La Bastille, de Forteresse à Prison
Si vous visitez ou séjournez à Paris, vous êtes certainement déjà passés place de la Bastille. Dominée par la colonne de Juillet, cette place si animée a été le théâtre d’une importante page de l’histoire de France. C’est en effet ici que s’élevait autrefois la Bastille Sainte-Antoine, la prison d’État prise d’assaut par les Parisiens à l’aube de la Révolution de 1789.
Aujourd’hui, nous vous invitons à découvrir l’histoire de ce lieu mythique mais également celle des « bastilles », éléments importants des fortifications médiévales.
Un peu d’histoire
Depuis la nuit des temps, les hommes ont cherché des moyens de se défendre d’abord contre les animaux et ensuite contre les autres tribus. Dans un premier temps, ils se contentent de se mettre à l’abri dans des grottes ou dans des abris sous roches qui leur permettent de se cacher et de se protéger des intempéries ou du froid.
Avec la découverte de l’agriculture marquant le début du Néolithique, les hommes autrefois nomades se sédentarisent et construisent les premiers villages. Très vite, ils ressentent le besoin de prévenir les éventuelles attaques et leurs cités sont entourées de palissades en bois et dotées de tours permettant de surveiller les environs.
On parle déjà de forteresses 2.000 ans avant notre ère. L’apparition de villes fortifiées modifient également les techniques de guerre. Les ennemis s’installent devant les murailles et établissent des sièges qui peuvent durer plusieurs mois voire années.
Parallèlement, des machines de guerre de plus en plus sophistiquées sont inventées. Béliers, tours mobiles permettent d’ébranler les murs. En réponse, les ingénieurs militaires perfectionnent les murailles qui sont dorénavant plus épaisses et équipées de contreforts capables de résister aux assauts des ennemis.
Les Romains
Les Romains excellent dans l’art de la guerre. D’un côté, ils solidifient les remparts destinés à protéger leurs villes en les entourant d’un large fossé et en y adjoignant des tours semi-circulaires et, d’un autre, ils perfectionnent leur système d’attaque.
On peut notamment lire la description de ce système dans les « Mémoires de César » :
Tandis que ces événements se passent en Espagne, C. Trebonius qui a été laissé au siège de Massilia (Marseille) dresse contre la ville les mantelets et les tours, et forme une double attaque (…) C. Trebonis rassemble pour ces travaux un grand nombre d’hommes : il tire de la Province des chevaux, des matériaux, des fascines et élève une terrasse de 80 pieds de haut. (…) En outre, les Albices faisaient de fréquentes sorties et lançaient des feux sur la terrasse et les tours : nos soldats les repoussaient aisément, et les rejetaient dans la ville, après leur avoir fait essuyer de grandes pertes. (…)
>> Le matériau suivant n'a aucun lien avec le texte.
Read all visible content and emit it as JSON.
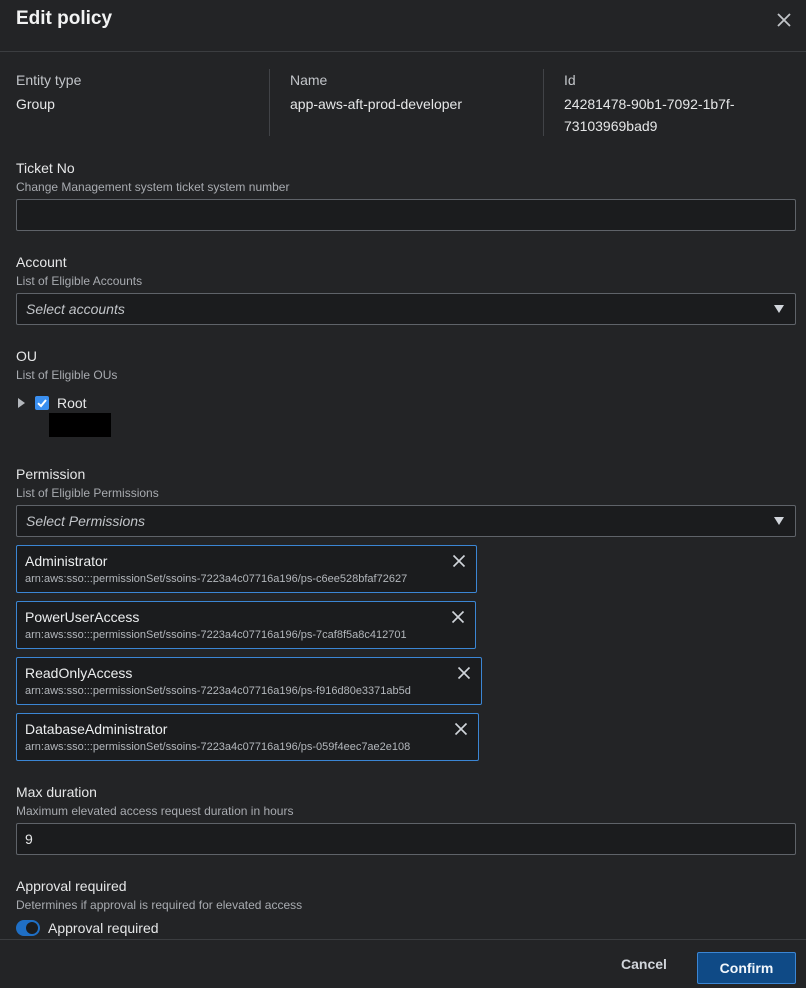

Les légionnaires qui travaillaient aux ouvrages de droite, jugèrent qu’une tour de briques, élevée au pied de la muraille, pourrait leur être d’un grand secours contre les fréquentes sorties de l’ennemi : celle qu’ils avaient faite d’abord était basse et petite, cependant elle leur servait de retraite. (…) On reconnut ensuite par d’habiles combinaisons que l’on pourrait, avec de l’industrie, en tirer un grand avantage, si on l’élevait à la hauteur d’une tour.
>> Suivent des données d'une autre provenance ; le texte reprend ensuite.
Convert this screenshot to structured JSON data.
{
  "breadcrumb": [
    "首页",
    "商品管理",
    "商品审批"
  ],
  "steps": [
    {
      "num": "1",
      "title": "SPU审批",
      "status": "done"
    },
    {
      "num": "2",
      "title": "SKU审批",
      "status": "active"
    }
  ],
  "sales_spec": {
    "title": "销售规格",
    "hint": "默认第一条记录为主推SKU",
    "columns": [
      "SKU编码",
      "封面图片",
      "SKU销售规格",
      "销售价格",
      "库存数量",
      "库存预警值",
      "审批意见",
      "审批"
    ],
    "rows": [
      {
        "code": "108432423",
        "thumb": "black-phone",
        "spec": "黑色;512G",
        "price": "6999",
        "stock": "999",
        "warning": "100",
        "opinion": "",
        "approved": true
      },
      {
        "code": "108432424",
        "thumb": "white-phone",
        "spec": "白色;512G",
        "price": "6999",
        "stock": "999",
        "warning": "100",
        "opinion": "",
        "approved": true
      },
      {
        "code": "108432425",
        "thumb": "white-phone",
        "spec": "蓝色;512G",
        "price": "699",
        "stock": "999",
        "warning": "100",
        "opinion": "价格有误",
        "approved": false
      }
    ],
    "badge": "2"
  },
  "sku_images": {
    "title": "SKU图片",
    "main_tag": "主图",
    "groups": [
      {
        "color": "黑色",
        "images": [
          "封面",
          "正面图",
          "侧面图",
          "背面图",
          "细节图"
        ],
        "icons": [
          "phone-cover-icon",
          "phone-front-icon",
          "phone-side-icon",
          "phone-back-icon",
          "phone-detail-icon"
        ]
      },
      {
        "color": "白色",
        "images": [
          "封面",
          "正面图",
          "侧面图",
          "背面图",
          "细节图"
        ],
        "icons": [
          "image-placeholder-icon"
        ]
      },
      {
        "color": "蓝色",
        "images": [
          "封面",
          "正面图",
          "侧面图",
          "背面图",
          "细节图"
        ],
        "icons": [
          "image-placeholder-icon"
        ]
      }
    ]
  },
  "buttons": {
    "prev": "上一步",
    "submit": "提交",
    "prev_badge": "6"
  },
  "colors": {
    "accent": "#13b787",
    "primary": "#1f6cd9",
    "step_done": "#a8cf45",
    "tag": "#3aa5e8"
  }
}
Lorsque la tour eut été élevée à la hauteur d’un étage, ils placèrent les solives de manière que la maçonnerie en couvrit l’extrémité, afin qu’il n’y eût point de partie saillante où le feu de l’ennemi pût s’attacher.
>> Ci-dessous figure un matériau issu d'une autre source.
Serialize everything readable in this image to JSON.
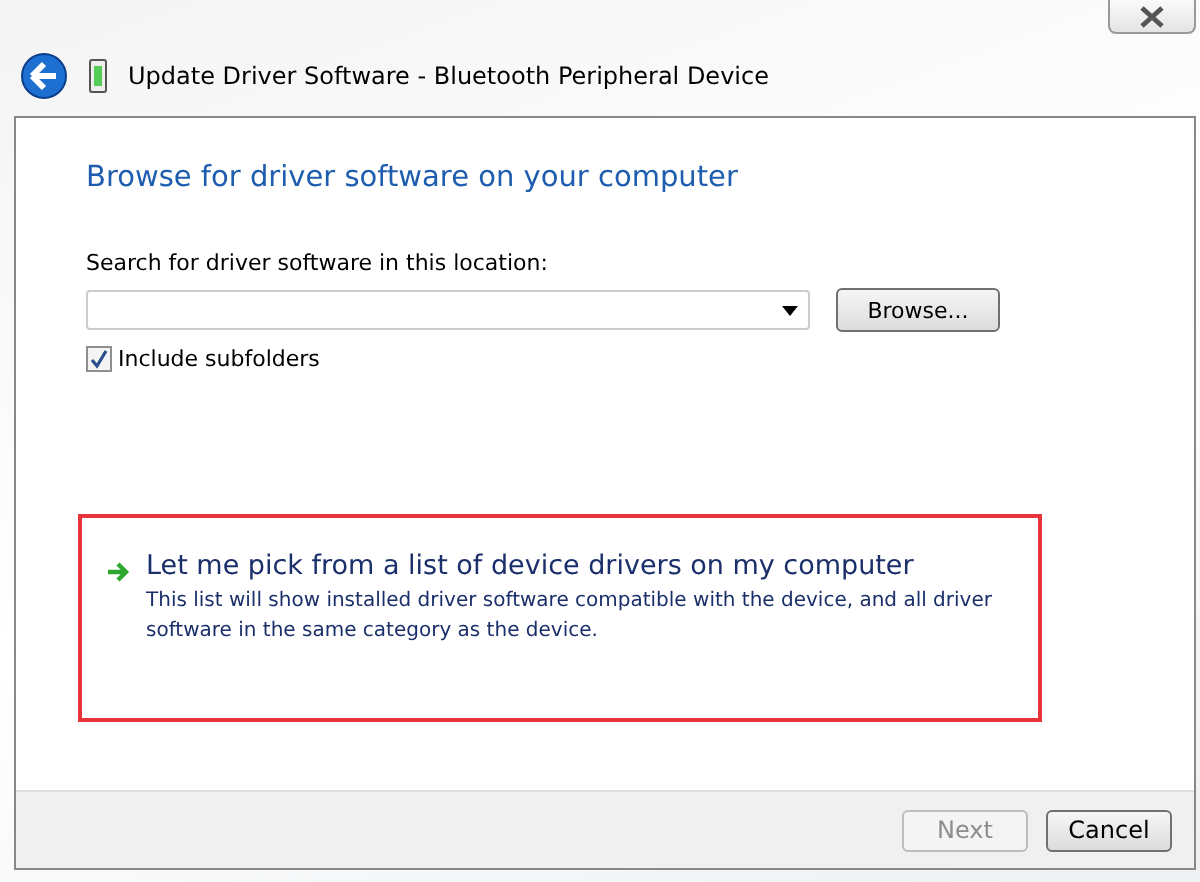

Au-dessus de ce plancher, ils continuèrent les murailles de briques (…) ils posèrent ensuite deux solives en croix pour y suspendre la charpente qui devait servir de toit à la tour (…) ils couvrirent le plancher de briques et de mortier pour qu’il fût à l’épreuve du feu et jetèrent par)dessus des couvertures grossières, de peur que le plancher ne fût brisé par les traits des machines ou que les pierres lancées par les catapultes ne fissent sauter les briques. (…). Lorsqu’ils furent assurés que de cette tour ils pouvaient défendre les ouvrages, ils commencèrent à construire une galerie qui, du bas de la tour, devait les mener à celle des ennemis et au mur de la ville.(…) La galerie était défendue par les machines et par les traits lancés du haut de notre tour de briques, les assiégés étaient à la fois écartés de leurs tours et de leur muraille (…) les ennemis redoutant le pillage de leur ville, sortent en foule, sans armes, la tête couverte d’un voile et tendent leurs mains suppliantes (…).
Le Moyen-Âge
Comme nous le voyons, les Romains sont passés maîtres dans la construction militaire. Il n’est donc pas étonnant que la plupart de leurs innovations sont conservées bien après la chute de l’empire et les invasions germaniques.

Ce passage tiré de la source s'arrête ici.